Modern roses bloom all summer, although it’s usually in what are called ‘flushes’- they bloom strongly for a few weeks, then pretty much quit for a few weeks while they make more buds, then bloom again. In a good summer, we can get several flushes out of most modern roses. But did you know that you can get more roses by a simple pruning trick?
Most gardeners know that you need to deadhead roses- to remove the remains of the flowers once they are done and fall apart. This is because the old flower will start turning into a rose hip- a group of seeds. Once a plant sets seed, it feels it has reproduced, its job is done, and it can put all its energy into those seeds. That’s less energy for flowers. So we remove them to make the plant bloom again. In most plants, that’s enough know. But in roses, the spot that you make the cut at can make quite a difference.
If you look at a Hybrid Tea, Grandiflora, Floribunda or most Modern Shrub roses, you’ll see that the leaves directly below the flowers are not the same as the ones on the rest of the bush. Most of the bush will have five leaflets per leaf (some may have seven, especially climbers and older shrubs), while the leaves directly below the flowers will only have three leaflets and sometimes just a single leaflet. This will be true whether the flower is a single, as in a Hybrid Tea, or a multiple flower, candelabra type structure like a Floribunda has- in this case, the candelabra structure will have odd leaves, with the first ‘real’ leaf below the whole structure.

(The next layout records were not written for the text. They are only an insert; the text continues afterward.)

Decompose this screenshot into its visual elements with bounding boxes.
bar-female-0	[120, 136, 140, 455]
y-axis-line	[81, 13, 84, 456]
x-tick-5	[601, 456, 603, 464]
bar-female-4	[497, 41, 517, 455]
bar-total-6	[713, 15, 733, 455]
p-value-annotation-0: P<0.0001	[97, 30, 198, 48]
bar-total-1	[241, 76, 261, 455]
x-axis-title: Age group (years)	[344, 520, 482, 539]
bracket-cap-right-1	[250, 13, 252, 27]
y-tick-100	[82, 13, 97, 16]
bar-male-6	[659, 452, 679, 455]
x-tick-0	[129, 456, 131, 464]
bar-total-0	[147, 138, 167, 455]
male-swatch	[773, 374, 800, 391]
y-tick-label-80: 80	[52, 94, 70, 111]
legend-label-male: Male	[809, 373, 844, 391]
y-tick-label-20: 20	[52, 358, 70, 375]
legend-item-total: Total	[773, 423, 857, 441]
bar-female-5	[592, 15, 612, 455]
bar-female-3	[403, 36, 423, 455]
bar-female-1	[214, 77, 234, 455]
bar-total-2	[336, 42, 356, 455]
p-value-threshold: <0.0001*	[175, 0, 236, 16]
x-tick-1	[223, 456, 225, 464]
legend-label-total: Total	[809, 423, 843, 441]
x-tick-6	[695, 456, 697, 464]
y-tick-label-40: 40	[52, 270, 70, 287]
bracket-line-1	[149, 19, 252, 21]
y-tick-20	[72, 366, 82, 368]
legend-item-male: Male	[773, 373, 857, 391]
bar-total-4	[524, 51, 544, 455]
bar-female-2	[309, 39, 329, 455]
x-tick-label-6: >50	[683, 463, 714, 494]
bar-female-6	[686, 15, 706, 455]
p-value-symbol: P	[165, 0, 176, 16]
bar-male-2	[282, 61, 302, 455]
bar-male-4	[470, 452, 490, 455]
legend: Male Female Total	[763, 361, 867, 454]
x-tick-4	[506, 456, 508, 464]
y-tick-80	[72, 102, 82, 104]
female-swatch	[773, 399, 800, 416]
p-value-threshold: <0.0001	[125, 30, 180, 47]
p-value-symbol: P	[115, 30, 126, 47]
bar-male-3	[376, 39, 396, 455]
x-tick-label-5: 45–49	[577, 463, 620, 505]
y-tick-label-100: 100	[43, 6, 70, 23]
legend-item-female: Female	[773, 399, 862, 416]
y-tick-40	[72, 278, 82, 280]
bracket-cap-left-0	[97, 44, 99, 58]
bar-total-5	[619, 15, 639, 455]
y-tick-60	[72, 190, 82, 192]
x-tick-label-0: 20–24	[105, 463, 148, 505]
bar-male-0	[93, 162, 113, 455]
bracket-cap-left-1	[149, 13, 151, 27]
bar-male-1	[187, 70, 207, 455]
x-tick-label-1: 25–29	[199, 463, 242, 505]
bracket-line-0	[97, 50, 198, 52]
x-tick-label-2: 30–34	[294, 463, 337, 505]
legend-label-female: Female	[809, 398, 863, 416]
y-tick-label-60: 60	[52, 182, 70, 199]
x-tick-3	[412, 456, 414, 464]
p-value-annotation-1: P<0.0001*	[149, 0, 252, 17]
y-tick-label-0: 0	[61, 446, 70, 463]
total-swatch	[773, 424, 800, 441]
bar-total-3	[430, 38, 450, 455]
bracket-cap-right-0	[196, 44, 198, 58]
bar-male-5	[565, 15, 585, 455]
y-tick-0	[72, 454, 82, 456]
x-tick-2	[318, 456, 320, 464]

If you cut directly below a flower, leaving those odd leaves, you won’t get as many flowers (or new flowers as fast) as if you cut away the odd leaves, cutting to directly above the first ‘normal’ leaf. New flowering stems rarely arise from the buds where there odd leaves join the stem, and for some reason leaving them on drastically slows down the growth of new flowering stems from the normal spot- the spot where the first ‘normal’ leaf joins the stem. Make your cut about ¼” above the first normal leaf, using clean, sharp pruners and you should have new flowers in about three weeks.
On a Hybrid Tea, this won’t be difficult, but on some Floribundas and Modern Shrubs the flower bearing structure that needs to be cut away can be quite large and you will feel like you’re butchering the rose! Be strong, though, and cut away. Not only will you get more rose blooms, but you’ll end up with a stronger plant.
One warning: stop deadheading your roses around the end of August and let them wind down their efforts. You don’t want to encourage young, tender growth as the weather is cooling down and freezing temperatures approach. Let the hips form- the birds will like them in winter, anyway.